Published March 4, 2022

TRADITION can sometimes be an albatross around one’s neck. In a conservative, patriarchal society like Pakistan where a high premium is placed on a woman’s childbearing role, early marriage is often seen as a desirable ‘aspiration’ for females. However, the Islamabad High Court on Tuesday delivered an eminently wise judgement in a case of early marriage that implicitly recognises the practice as the root cause of many social ills and much personal tragedy. Issuing a written order on the plea of a woman seeking recovery of her 16-year-old daughter who had filed an affidavit to say she had tied the knot of her own free will, Justice Babar Sattar declared the marriage of anyone under 18 years of age as being unlawful. “…[G]uided by principles of Islamic jurisprudence and Principles of Policy enshrined in the Constitution, (including state’s obligation to protect the woman, the child and the family), the test for legal agency and competence of a female child is her biological age and not her state of physical and biological growth,” he wrote. The ruling rightly noted that a child cannot be “deemed to have the competence or capacity” to parent a child of his/her own while being a minor.

Indeed, an early marriage means a childhood lost. It has profound and long-term consequences for girls’ education and health and for the quality of life they can provide to their own progeny. The onerous responsibilities of a marital relationship and subsequent parenthood leave minors more vulnerable to domestic violence, to death in childbirth, and to medical conditions like obstetric fistula and cervical cancer. The latter is the third most frequent cancer among women overall in Pakistan, but the second most frequent among females between 15 and 44 years. While the IHC judgement is only applicable to the ICT, provincial legislators should take a cue from it to amend their own laws.
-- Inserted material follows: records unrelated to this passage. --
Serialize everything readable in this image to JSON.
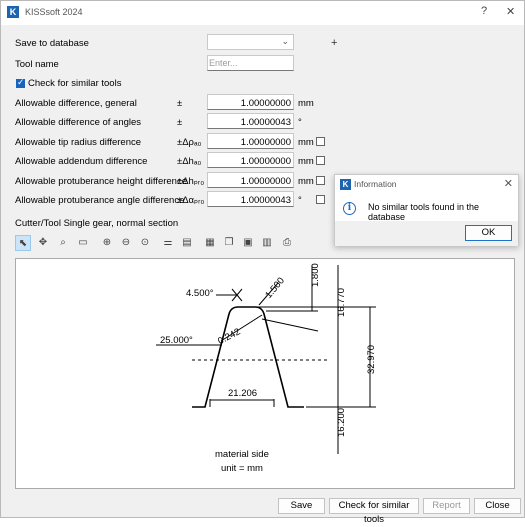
{
  "window": {
    "app_icon_letter": "K",
    "title": "KISSsoft 2024",
    "help_glyph": "?",
    "close_glyph": "✕"
  },
  "form": {
    "save_to_database_label": "Save to database",
    "save_to_database_value": "",
    "tool_name_label": "Tool name",
    "tool_name_placeholder": "Enter...",
    "check_similar_label": "Check for similar tools",
    "check_similar_checked": true,
    "rows": [
      {
        "label": "Allowable difference, general",
        "symbol": "±",
        "value": "1.00000000",
        "unit": "mm",
        "has_checkbox": false
      },
      {
        "label": "Allowable difference of angles",
        "symbol": "±",
        "value": "1.00000043",
        "unit": "°",
        "has_checkbox": false
      },
      {
        "label": "Allowable tip radius difference",
        "symbol": "±Δρₐ₀",
        "value": "1.00000000",
        "unit": "mm",
        "has_checkbox": true
      },
      {
        "label": "Allowable addendum difference",
        "symbol": "±Δhₐ₀",
        "value": "1.00000000",
        "unit": "mm",
        "has_checkbox": true
      },
      {
        "label": "Allowable protuberance height difference",
        "symbol": "±Δhₚᵣ₀",
        "value": "1.00000000",
        "unit": "mm",
        "has_checkbox": true
      },
      {
        "label": "Allowable protuberance angle difference",
        "symbol": "±Δαₚᵣ₀",
        "value": "1.00000043",
        "unit": "°",
        "has_checkbox": true
      }
    ]
  },
  "graphic": {
    "section_title": "Cutter/Tool Single gear, normal section",
    "tools": [
      "select-icon",
      "move-icon",
      "zoom-window-icon",
      "measure-icon",
      "zoom-in-icon",
      "zoom-out-icon",
      "zoom-fit-icon",
      "settings-icon",
      "properties-icon",
      "report-icon",
      "copy-icon",
      "save-icon",
      "save-as-icon",
      "print-icon"
    ],
    "dim_angle_tip": "4.500°",
    "dim_tip_radius": "1.500",
    "dim_top_height": "1.800",
    "dim_addendum": "16.770",
    "dim_flank_angle": "25.000°",
    "dim_small": "0.242",
    "dim_total": "32.970",
    "dim_width": "21.206",
    "dim_dedendum": "16.200",
    "material_side": "material side",
    "unit_note": "unit = mm"
  },
  "buttons": {
    "save": "Save",
    "check_similar": "Check for similar tools",
    "report": "Report",
    "close": "Close"
  },
  "dialog": {
    "icon_letter": "K",
    "title": "Information",
    "close_glyph": "✕",
    "info_glyph": "i",
    "message": "No similar tools found in the database",
    "ok": "OK"
  },
  "colors": {
    "accent": "#1764c0",
    "disabled_text": "#9a9a9a"
  }
}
Sindh has already done the needful when in 2014, it criminalised child marriage and raised the minimum marriageable age for females from 16 to 18 years, bringing it on par with that for males. The other provinces however are still frozen in time, having retained 16 years as the minimum age at which girls can marry. That is not to say that child marriage does not happen in Sindh — some reports suggest the incidence is rising — but the law at least provides the framework on which to act against the misogynistic practice.